In my opinion collator_pool_len is the length of the collator pool, so when collators leave the pool, this is decremented, when collators enter the pool, this is incremented. The empty_slots_stack should be transparent to the collator’s pool length.
Yeah, but you need to get these parameters from the EVM, and I can either use Solidity, Vyper, or Hera with a rustc binding. There’s also https://github.com/brson/mir2wasm/ which is experimental, and plans to compile Rust to WebAssembly via rustc + rust MIR. For the latter you need to make it compile to EWasm only, not all of Wasm, and compile EWasm to EVM bytecode, the latter of which can already be done, AIUI.
That makes sense, except for that I still don’t see why you would have the empty_slots_stack. However, another possible way to interpret it is that if a collator leaves after being registered, the index stays, but the address is updated to empty. Then the empty_slots_stack has the index added/pushed (that is associated with this now empty address). Then when a collator enters after registering, you pop off the index from the empty_slots_stack, then pass it to the collator registry and update the valueType associated with this index to the collator’s address.
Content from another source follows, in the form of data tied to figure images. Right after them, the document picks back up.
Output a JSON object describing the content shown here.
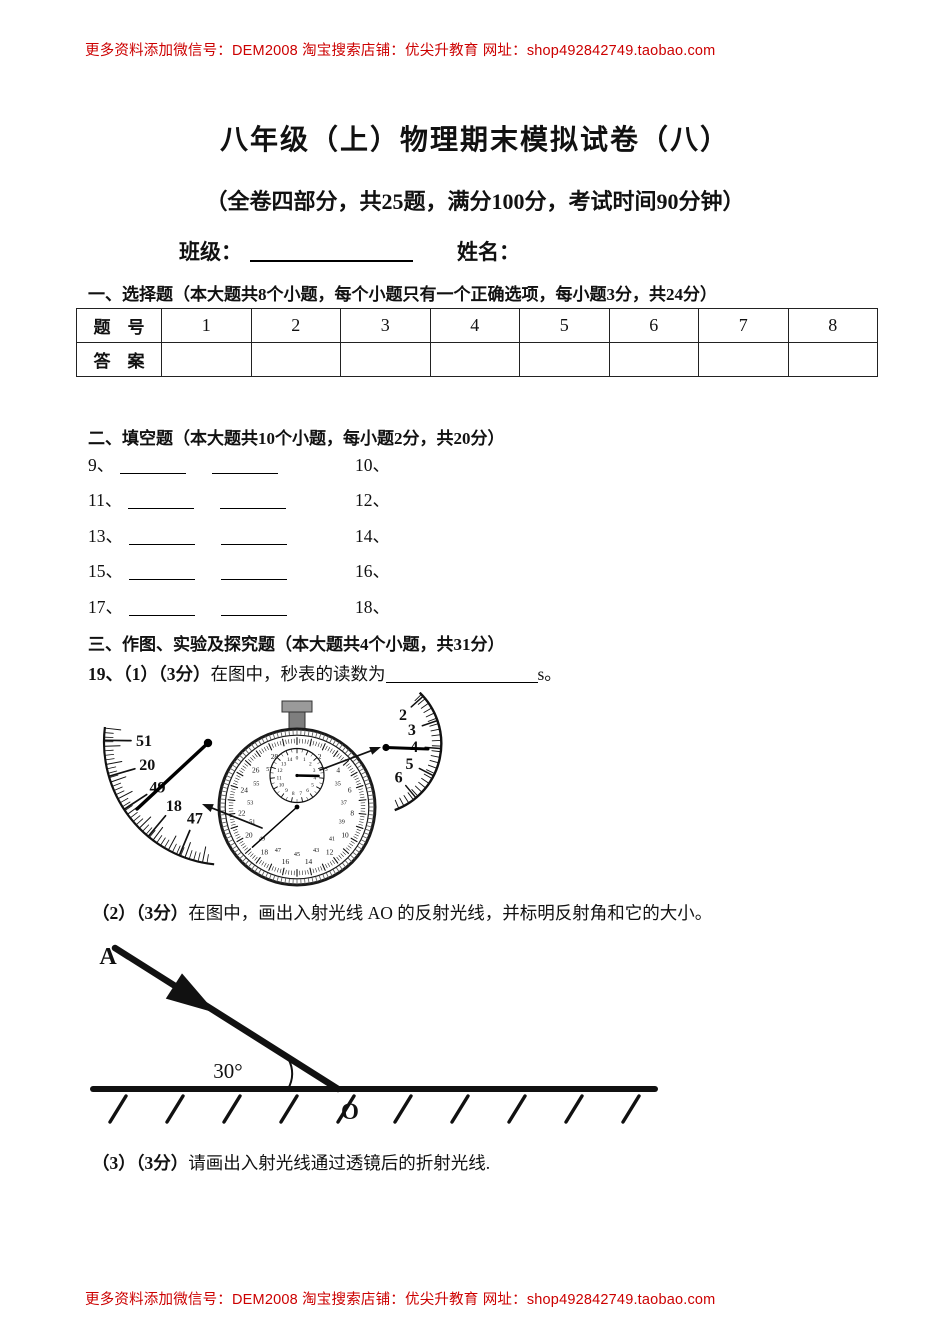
{
  "meta": {
    "header_note": "更多资料添加微信号：DEM2008  淘宝搜索店铺：优尖升教育  网址：shop492842749.taobao.com",
    "footer_note": "更多资料添加微信号：DEM2008  淘宝搜索店铺：优尖升教育  网址：shop492842749.taobao.com",
    "note_color": "#cc0000"
  },
  "title": "八年级（上）物理期末模拟试卷（八）",
  "subtitle": "（全卷四部分，共25题，满分100分，考试时间90分钟）",
  "student_info": {
    "class_label": "班级：",
    "name_label": "姓名："
  },
  "section_choice": {
    "heading": "一、选择题（本大题共8个小题，每个小题只有一个正确选项，每小题3分，共24分）",
    "table": {
      "question_row_header": "题　号",
      "answer_row_header": "答　案",
      "question_numbers": [
        "1",
        "2",
        "3",
        "4",
        "5",
        "6",
        "7",
        "8"
      ],
      "answers": [
        "",
        "",
        "",
        "",
        "",
        "",
        "",
        ""
      ]
    }
  },
  "section_blank": {
    "heading": "二、填空题（本大题共10个小题，每小题2分，共20分）",
    "rows": [
      {
        "left_no": "9、",
        "right_no": "10、"
      },
      {
        "left_no": "11、",
        "right_no": "12、"
      },
      {
        "left_no": "13、",
        "right_no": "14、"
      },
      {
        "left_no": "15、",
        "right_no": "16、"
      },
      {
        "left_no": "17、",
        "right_no": "18、"
      }
    ]
  },
  "section_draw": {
    "heading": "三、作图、实验及探究题（本大题共4个小题，共31分）",
    "q19_1": {
      "bold_prefix": "19、（1）（3分）",
      "text_before_blank": "在图中，秒表的读数为",
      "unit_after_blank": "s。"
    },
    "q19_2": {
      "bold_prefix": "（2）（3分）",
      "text": "在图中，画出入射光线 AO 的反射光线，并标明反射角和它的大小。"
    },
    "q19_3": {
      "bold_prefix": "（3）（3分）",
      "text": "请画出入射光线通过透镜后的折射光线."
    }
  },
  "stopwatch_figure": {
    "seconds_labels": [
      "0",
      "31",
      "2",
      "33",
      "4",
      "35",
      "6",
      "37",
      "8",
      "39",
      "10",
      "41",
      "12",
      "43",
      "14",
      "45",
      "16",
      "47",
      "18",
      "49",
      "20",
      "51",
      "22",
      "53",
      "24",
      "55",
      "26",
      "57",
      "28",
      "59"
    ],
    "minutes_labels": [
      "0",
      "1",
      "2",
      "3",
      "4",
      "5",
      "6",
      "7",
      "8",
      "9",
      "10",
      "11",
      "12",
      "13",
      "14"
    ],
    "left_magnifier_labels": [
      "51",
      "20",
      "49",
      "18",
      "47"
    ],
    "right_magnifier_labels": [
      "2",
      "3",
      "4",
      "5",
      "6"
    ],
    "second_hand_position_s": 19,
    "minute_hand_position_min": 3.8
  },
  "reflection_figure": {
    "incident_ray_label": "A",
    "angle_label": "30°",
    "vertex_label": "O"
  }
}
My implementation doesn’t bother to have separate variables for collator_pool_len and empty_slots_stack_top, you can just use pop() and push() methods. I don’t see the advantage in having separate variables.
I think it should be made clear that the actual SMC code will be written once likely in Vyper, and published to the main chain, and then everyone can call that contract; there’s no reason to make a custom reimplementation. It’s like Casper FFG in this way. So the spec doesn’t need to be precise on the implementation level, only on the interface level.